Palisade looks at options for civic center
The town of Palisade is weighing the pros and cons of five plans for a civic center before determining how much it would cost.
The center would be built in the historic high school building acquired from District 51 earlier this year.
Two meetings were held this month to gauge the public’s interest in the plans, which would relocate town administration and possibly the public safety headquarters to the school site while making room for recreational space. Tim Sarmo, Palisade town administrator, said people who attended the meetings were excited for the project but would rather have the historic high school renovated and not torn down.
“The town is growing,” Sarmo said. “We’ve pretty much outgrown the local facilities.”
The high school building is vacant with the exception of the Valley East alternative school and the Palisade branch of the Mesa County library, Sarmo said.
One option would have the building renovated to house town administration, municipal courts and a gym, while the annex would continue to house the library and Valley East. A separate building would be built for fire and police facilities.
Another option would be tearing down the buildings and building a new facility for town administration, the library and public safety, among other things.
“Right now we’re weighing disadvantages and advantages to each option,” Sarmo said. “The public doesn’t want to lose the rec center idea, for example, and there’s been mixed reaction to the public safety aspect.”
The District 51 board of education approved an agreement with Palisade on Nov. 26, 2007.
Sarmo said the town officially acquired the site Jan. 2.
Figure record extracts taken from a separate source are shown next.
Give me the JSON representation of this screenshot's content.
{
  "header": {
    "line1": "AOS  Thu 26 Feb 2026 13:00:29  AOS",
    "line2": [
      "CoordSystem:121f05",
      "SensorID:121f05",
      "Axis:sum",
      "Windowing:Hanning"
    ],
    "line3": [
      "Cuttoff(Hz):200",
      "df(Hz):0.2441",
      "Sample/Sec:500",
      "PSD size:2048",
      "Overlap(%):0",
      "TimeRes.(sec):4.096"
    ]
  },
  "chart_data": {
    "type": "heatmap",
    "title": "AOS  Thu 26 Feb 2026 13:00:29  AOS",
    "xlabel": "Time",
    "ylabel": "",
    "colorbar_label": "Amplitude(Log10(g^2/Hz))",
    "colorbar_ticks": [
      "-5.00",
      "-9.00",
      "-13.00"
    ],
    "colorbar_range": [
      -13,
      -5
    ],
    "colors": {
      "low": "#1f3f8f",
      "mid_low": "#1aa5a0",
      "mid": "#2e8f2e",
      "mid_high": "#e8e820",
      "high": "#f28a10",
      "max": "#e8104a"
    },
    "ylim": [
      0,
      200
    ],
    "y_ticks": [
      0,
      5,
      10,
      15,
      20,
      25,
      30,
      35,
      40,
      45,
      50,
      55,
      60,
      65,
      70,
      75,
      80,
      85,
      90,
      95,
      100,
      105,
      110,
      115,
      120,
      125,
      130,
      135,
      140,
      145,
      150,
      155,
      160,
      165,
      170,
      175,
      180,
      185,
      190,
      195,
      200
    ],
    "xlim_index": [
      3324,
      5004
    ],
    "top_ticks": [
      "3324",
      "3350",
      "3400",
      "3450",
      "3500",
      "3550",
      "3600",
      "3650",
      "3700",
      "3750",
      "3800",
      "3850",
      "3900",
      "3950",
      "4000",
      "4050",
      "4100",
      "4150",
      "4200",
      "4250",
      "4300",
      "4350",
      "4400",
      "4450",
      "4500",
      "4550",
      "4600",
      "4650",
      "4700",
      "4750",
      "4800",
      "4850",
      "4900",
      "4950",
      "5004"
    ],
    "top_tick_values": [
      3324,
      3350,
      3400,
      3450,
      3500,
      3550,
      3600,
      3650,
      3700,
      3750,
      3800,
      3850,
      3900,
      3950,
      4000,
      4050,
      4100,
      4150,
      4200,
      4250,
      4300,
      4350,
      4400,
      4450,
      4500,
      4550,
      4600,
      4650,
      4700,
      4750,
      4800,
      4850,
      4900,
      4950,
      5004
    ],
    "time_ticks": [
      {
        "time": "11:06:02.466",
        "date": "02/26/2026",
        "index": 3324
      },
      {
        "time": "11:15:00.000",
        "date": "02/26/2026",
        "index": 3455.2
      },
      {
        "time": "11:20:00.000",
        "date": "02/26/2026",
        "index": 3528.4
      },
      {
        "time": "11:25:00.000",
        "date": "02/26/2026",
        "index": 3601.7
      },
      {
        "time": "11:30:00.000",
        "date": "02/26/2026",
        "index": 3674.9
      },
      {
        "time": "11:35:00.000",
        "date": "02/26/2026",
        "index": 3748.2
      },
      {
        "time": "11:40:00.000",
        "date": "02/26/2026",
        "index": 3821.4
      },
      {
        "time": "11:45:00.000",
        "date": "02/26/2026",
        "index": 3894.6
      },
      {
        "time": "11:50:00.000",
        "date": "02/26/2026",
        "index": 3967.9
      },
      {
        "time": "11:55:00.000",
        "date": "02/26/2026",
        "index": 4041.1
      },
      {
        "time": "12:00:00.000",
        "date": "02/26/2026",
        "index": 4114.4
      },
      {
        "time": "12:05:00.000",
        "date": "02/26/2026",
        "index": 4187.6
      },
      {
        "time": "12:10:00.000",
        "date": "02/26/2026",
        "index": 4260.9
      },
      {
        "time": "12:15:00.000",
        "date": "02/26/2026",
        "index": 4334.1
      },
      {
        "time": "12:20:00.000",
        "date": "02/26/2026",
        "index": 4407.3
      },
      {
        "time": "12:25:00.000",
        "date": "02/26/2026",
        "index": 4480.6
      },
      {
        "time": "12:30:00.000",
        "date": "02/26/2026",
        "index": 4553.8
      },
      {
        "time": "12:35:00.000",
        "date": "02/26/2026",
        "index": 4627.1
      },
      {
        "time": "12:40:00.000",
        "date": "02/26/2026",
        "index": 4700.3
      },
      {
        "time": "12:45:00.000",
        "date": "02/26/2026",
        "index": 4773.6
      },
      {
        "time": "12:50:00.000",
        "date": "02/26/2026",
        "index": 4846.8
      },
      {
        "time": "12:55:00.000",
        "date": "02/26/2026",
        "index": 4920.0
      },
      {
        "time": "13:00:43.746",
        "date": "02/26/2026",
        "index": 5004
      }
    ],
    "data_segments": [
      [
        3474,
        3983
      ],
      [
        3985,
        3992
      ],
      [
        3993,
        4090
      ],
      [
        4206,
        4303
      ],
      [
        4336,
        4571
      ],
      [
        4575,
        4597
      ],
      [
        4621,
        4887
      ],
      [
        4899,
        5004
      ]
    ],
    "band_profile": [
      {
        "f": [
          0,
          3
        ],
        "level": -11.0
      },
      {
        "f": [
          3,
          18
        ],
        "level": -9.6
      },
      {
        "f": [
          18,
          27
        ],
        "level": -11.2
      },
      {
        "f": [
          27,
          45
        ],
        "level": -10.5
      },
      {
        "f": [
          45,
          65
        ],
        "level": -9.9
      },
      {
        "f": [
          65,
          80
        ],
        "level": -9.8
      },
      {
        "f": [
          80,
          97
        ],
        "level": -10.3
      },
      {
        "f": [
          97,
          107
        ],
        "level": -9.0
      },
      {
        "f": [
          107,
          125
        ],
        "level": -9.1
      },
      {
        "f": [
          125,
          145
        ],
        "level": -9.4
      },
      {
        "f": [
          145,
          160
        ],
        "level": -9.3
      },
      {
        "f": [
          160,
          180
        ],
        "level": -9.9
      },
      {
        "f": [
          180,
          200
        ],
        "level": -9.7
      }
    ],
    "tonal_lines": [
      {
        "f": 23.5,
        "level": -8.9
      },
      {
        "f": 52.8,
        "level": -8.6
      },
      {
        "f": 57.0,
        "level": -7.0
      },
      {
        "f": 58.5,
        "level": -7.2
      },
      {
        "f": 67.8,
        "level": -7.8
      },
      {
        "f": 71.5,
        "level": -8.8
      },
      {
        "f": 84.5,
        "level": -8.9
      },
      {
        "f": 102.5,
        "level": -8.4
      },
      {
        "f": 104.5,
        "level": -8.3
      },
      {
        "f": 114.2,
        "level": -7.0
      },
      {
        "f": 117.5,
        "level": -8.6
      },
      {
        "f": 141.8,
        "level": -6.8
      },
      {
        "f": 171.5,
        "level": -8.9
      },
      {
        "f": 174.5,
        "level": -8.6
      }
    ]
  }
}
According to the agreement, the town gets the buildings, and the district can keep Valley East at the site rent-free for the next 10 years. Palisade must assume the maintenance and utility costs of the buildings, including the school, for up to $13,000 annually.
“This was not a donation on the part of the district, but a great partnership,” Sarmo said.
“We’re putting a building into use and assuming operation and liability.”
Sarmo said the next step in the project is to narrow the options and map out costs for each.
It’s too early to say how the project would be funded, Sarmo said, but it could include a variety of sources such as general funds or debt funds.